Monday, June 23, 2014

Acceptance

The theme of my personal growth right now is acceptance.  I have been fighting for a long time and while I am proud of my resilience and efforts to keep my life in tact in spite of the ongoing obstacles and challenges, I simultaneously feel humiliated and ashamed both for whats happened and my inability to fully keep it together and persevere.  I guess acceptance for me starts with accepting that it's okay for me to break down.  It's okay for me to have this diagnosis and as a result  need a more structured world of support, and taking time to care for myself does not mean i am f**king up my life, but accepting the need for help.  It's okay that I can't meet all the expectations i have for myself and I must accept that my family is unsupportive, that my past employers actively sought to undermine me, and that my life does not feel like it is structured in a way that I am proud of.

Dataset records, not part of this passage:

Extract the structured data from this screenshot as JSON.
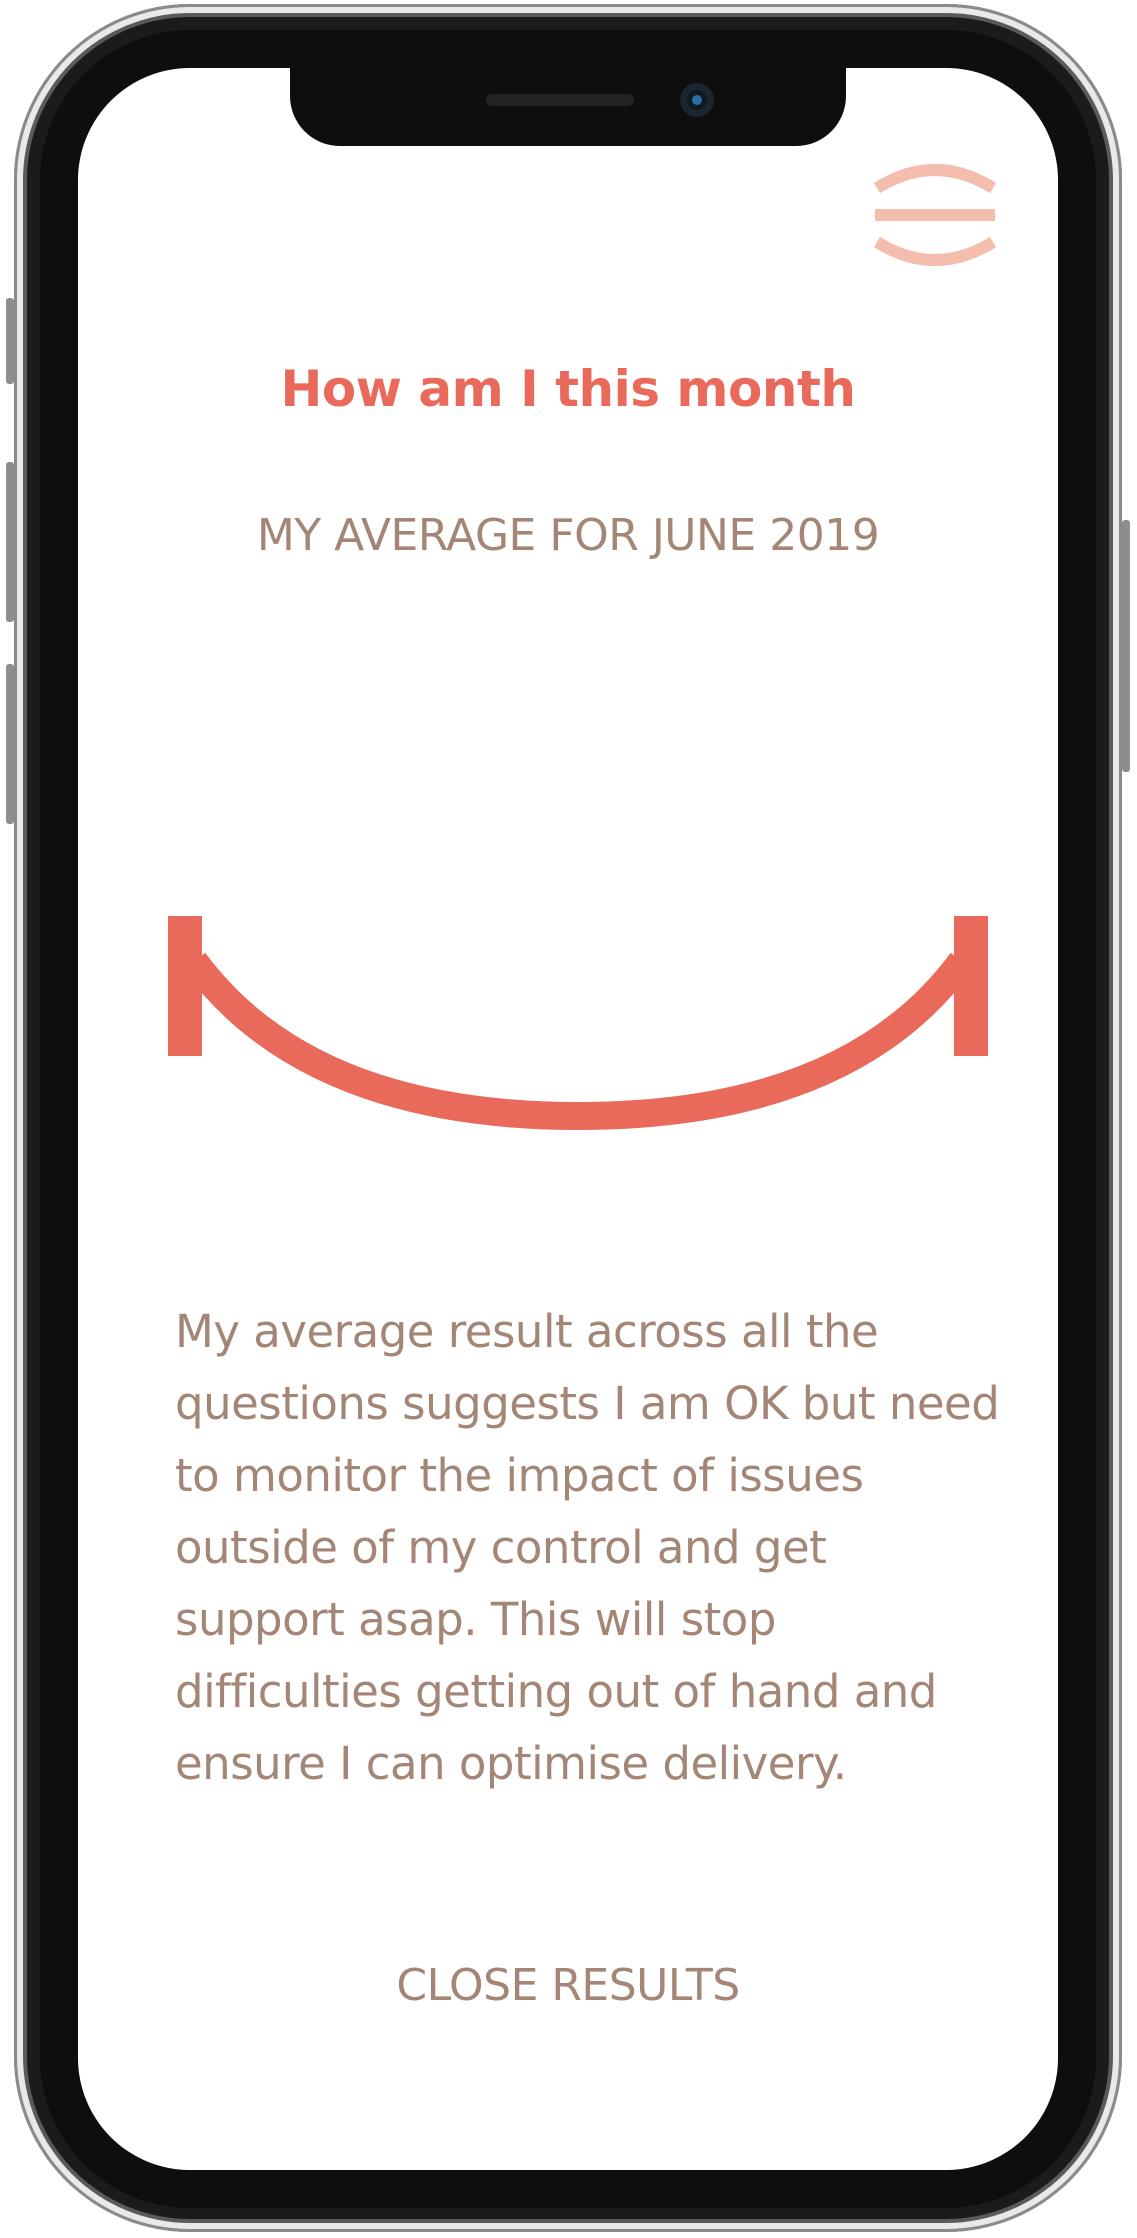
{
  "colors": {
    "accent": "#E9695A",
    "accent_light": "#F4BDAE",
    "text": "#A48676"
  },
  "header": {
    "menu_icon": "menu-icon"
  },
  "main": {
    "title": "How am I this month",
    "subtitle": "MY AVERAGE FOR JUNE 2019",
    "mood_icon": "smile-gauge-icon",
    "description": "My average result across all the questions suggests I am OK but need to monitor the impact of issues outside of my control and get support asap. This will stop difficulties getting out of hand and ensure I can optimise delivery."
  },
  "footer": {
    "close_label": "CLOSE RESULTS"
  }
}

I've tried to let things go, but I think I've been ahead of myself because you can't let go until you have truly accepted.  I've needed validation and sometimes even when I've gotten it, I didn't hear it or believe it and I just felt like I wanted more and more and more.  But it will never be enough - the validation from the outside world until I truly accept my circumstances, stop questioning my decisions, stop blaming myself, stop hating myself for not being strong enough, good enough.  Accept that I am tired.  Accept that that the next logical step is not that my life will always suck, that I should never be excited because I will ultimately be disappointed.  Acceptance does not mean that I should hate myself for having too high of expectations and I should have known better.  Acceptance is not mistrust in the world.

That desire, that very American desire to believe that good things happen to good people, that hard work pays off, is still embedded in my DNA.  Avoiding that desire is what I was chasing in the developing world.  Fundamentally, I feel like working with my client base I should know better.  But again, I am accepting that society has an impact on me.

Just like letting go is too far down the road, so is self forgiveness. Acceptance is where I am at.  That I need more treatment, that its been hard for me, that it is a long road from here to an easy life, that I can't analyze and intellectualize my way through problems on my own.

Accepting my limitations does not mean I am admitting weakness.
Accepting my limitations does not erase my strengths, my value.
Accepting does not mean analyzing and just saying it out loud, it's deeper.
I have successfully accepted things in the past and just because life has hurt me and challenged me in new ways does not erase my progress either.
While validation facilitates and plays an important role - acceptance is me and only me.
I want to get to a point where I don't need to say it out loud at all to accept it.